Did You Know…?
Food journaling sucks! I mean, let’s be honest. Who wants to rat themselves out and actually record all the crap that’s being ingested? I mean snitches get stitches, right? You just gonna go and tell on yourself like that? I don’t think so!
Well that’s one school of thought. The other school of thought is based on actual nutritional and psychological science. There are definitive reasons and benefits for food journaling, even if just for a season. Let’s take a look at some of the benefits below:
- Food journaling develops an awareness of some of our subconscious behaviors. Many of us graze on snacks and treats without even being cognizant of it. By journaling what you are eating, you develop a level of self-awareness, sometimes to the point of saying, “Damn! What am I doing?”
- Food journaling can help you understand your body better. You can become not only more aware of what you are eating, but also why you are eating. Are you an emotional eater? Do you eat because you’re feeling depressed, angry or excited? Do you eat because you are simply bored; or is it a pattern? Once the tv goes on, are you triggered to go to the pantry for some late night foodgasms? I know I am!
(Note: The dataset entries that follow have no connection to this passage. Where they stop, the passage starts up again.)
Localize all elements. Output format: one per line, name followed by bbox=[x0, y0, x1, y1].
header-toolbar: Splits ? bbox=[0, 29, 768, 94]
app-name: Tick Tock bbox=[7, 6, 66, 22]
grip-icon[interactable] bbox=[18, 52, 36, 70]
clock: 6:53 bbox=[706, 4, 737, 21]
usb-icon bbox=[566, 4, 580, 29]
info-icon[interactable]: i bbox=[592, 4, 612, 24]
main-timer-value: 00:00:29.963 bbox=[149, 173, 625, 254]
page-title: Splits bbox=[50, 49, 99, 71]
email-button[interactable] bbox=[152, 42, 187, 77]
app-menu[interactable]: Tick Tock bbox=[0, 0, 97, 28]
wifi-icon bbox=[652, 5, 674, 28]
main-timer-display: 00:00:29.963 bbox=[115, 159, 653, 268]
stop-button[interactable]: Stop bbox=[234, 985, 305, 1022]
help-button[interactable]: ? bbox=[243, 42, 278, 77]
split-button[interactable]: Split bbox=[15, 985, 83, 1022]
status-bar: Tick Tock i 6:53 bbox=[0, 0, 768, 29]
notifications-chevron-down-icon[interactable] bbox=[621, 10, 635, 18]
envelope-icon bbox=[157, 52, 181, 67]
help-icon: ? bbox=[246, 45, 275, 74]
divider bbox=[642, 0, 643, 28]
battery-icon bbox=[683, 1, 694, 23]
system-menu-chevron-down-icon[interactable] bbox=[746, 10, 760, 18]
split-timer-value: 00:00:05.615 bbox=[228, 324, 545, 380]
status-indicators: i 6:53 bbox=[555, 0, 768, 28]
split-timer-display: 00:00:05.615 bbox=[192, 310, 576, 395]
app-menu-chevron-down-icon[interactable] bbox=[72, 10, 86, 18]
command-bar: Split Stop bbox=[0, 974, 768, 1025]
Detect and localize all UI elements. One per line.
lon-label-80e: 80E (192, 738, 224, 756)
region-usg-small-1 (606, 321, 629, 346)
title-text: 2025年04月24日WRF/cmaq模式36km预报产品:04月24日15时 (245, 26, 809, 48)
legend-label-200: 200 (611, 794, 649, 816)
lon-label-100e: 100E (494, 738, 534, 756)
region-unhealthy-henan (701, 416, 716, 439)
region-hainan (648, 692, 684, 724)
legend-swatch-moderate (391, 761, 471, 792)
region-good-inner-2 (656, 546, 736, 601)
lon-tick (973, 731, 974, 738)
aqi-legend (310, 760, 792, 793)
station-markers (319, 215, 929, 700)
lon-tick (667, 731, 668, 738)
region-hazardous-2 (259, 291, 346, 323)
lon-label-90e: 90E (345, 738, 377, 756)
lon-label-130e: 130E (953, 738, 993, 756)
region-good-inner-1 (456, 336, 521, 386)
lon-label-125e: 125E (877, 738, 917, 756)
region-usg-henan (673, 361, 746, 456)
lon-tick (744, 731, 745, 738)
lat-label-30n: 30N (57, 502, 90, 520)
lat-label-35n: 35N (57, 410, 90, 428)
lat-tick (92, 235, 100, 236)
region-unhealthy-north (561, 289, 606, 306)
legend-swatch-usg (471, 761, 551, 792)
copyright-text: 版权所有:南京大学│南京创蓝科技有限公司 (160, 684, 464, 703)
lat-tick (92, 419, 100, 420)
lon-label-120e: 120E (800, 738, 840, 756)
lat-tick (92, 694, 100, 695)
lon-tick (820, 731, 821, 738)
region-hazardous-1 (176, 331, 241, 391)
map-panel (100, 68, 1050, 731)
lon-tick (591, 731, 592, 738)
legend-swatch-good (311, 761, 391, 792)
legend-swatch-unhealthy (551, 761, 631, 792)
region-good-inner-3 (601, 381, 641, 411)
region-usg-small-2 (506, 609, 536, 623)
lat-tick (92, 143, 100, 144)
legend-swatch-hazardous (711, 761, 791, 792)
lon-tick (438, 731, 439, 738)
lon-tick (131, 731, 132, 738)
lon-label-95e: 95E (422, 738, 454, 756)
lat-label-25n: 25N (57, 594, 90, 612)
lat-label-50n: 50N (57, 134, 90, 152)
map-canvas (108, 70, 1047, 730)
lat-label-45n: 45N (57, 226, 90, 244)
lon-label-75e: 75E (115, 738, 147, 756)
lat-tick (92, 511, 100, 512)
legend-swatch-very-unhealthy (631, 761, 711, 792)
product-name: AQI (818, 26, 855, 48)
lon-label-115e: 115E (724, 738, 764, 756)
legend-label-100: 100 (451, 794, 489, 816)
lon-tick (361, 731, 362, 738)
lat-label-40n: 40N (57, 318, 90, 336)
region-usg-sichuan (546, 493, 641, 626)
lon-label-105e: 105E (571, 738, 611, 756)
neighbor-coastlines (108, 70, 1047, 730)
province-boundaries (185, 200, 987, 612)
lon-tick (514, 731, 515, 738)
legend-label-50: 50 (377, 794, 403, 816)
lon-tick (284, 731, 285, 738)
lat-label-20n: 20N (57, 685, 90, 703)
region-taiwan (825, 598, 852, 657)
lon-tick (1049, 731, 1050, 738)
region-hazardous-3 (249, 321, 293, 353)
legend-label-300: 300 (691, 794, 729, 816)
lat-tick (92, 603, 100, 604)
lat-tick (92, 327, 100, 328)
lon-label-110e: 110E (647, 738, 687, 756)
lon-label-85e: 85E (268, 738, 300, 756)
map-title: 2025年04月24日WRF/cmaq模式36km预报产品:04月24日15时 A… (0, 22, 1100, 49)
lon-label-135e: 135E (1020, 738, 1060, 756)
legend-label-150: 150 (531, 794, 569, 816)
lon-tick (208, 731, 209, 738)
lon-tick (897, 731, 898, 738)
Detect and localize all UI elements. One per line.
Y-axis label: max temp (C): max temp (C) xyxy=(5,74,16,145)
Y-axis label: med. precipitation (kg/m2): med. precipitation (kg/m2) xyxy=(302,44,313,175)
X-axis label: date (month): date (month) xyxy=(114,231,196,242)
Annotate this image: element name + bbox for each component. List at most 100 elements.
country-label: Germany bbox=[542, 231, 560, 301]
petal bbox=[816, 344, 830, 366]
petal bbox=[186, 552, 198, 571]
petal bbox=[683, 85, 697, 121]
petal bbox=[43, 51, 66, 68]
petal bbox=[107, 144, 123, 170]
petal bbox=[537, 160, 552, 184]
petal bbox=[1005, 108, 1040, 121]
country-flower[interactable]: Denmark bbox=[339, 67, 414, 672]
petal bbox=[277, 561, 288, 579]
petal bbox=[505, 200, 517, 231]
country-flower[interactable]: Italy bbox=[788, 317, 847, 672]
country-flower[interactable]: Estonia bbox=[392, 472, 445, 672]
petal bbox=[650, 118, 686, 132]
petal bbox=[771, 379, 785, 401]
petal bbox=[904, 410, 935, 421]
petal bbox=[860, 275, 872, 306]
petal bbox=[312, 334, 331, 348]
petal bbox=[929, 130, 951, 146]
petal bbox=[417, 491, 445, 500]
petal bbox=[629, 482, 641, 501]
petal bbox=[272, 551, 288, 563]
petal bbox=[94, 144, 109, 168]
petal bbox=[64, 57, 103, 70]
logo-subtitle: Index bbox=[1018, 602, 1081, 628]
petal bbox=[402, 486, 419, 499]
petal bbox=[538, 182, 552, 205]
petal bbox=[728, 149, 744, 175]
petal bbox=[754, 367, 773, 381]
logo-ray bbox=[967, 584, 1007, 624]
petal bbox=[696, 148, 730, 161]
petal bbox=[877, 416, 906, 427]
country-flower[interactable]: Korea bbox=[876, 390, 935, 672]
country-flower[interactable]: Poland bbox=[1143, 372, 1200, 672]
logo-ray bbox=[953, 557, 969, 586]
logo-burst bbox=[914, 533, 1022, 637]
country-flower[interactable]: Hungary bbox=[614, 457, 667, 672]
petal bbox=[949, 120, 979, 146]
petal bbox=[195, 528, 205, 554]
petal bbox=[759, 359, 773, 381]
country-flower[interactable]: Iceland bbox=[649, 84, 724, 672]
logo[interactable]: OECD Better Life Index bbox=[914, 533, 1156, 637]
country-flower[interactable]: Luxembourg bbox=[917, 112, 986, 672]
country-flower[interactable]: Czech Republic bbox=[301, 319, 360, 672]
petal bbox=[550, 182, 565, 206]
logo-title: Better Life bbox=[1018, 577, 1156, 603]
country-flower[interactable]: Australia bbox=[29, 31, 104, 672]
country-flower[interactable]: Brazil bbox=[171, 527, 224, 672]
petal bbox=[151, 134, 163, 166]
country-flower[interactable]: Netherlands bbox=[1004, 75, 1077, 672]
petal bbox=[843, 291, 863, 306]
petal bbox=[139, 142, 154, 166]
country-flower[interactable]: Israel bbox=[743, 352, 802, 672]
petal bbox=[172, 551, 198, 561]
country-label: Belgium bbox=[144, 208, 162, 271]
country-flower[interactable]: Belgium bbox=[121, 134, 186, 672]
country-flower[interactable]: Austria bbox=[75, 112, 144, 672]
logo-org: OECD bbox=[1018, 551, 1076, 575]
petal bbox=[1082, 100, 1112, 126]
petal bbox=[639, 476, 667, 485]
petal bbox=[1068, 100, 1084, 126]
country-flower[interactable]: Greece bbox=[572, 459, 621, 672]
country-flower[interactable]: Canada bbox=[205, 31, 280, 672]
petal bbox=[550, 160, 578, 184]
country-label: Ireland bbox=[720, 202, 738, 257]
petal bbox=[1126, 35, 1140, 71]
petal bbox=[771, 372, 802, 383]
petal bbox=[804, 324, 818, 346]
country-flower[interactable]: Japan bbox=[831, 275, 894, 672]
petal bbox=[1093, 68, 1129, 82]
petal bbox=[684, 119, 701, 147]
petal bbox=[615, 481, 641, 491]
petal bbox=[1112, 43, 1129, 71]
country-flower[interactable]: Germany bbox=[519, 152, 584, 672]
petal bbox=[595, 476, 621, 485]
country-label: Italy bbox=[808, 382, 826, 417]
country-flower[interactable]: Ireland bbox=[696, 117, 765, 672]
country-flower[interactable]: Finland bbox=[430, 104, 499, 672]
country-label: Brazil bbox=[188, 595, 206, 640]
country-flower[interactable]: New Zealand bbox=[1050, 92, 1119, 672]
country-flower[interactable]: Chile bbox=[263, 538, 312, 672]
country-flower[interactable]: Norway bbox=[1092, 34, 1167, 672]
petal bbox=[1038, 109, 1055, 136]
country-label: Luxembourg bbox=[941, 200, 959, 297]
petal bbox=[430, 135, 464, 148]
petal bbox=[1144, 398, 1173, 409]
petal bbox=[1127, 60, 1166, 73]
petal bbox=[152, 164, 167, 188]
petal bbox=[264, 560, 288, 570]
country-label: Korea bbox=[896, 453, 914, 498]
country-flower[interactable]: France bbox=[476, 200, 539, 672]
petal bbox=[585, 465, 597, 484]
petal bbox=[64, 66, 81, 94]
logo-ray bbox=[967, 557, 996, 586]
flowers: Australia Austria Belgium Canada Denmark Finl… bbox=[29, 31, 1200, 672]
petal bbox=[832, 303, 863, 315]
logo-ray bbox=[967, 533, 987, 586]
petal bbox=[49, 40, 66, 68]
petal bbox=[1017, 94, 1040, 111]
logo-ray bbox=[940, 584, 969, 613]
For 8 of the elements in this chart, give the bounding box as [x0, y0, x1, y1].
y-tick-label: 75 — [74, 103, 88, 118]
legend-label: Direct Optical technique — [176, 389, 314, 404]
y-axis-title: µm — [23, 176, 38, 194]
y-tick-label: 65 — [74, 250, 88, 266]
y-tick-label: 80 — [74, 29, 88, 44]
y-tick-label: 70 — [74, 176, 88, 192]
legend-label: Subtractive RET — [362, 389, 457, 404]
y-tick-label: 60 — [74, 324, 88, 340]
- Food journaling and tracking water intake can help you recognize and feel the difference between hunger and thirst. They feel so similar, and most people will argue until they are blue in the face that it’s hunger; but our body feels each response similarly. So how can you tell? By tracking and drinking more water, you will actually begin to feel the difference and know what your body needs.
- Food journaling will help you pinpoint whether you are receiving enough nutrients. Most of us eat enough nutrients to survive, but not necessarily enough to thrive. By food journaling, you can experiment with protein, fats and carbohydrates. You can begin to understand what foods work best with your body. You can then develop a balanced lifestyle that keeps you feeling great!
Quite honestly, I wouldn’t food journal forever. In some cases, in can create a very unhealthy mindset. The key is to do it for understanding, not for results. If results are the only thing you consider, you will likely end up feeling pretty crappy about food. And food isn’t just fuel. Food isn’t just data for the body. Food is cultural. Food often means family, friendship, and social gatherings. Food isn’t the devil. It isn’t evil. So treat it like an adventure and an opportunity to find out more about yourself and your body.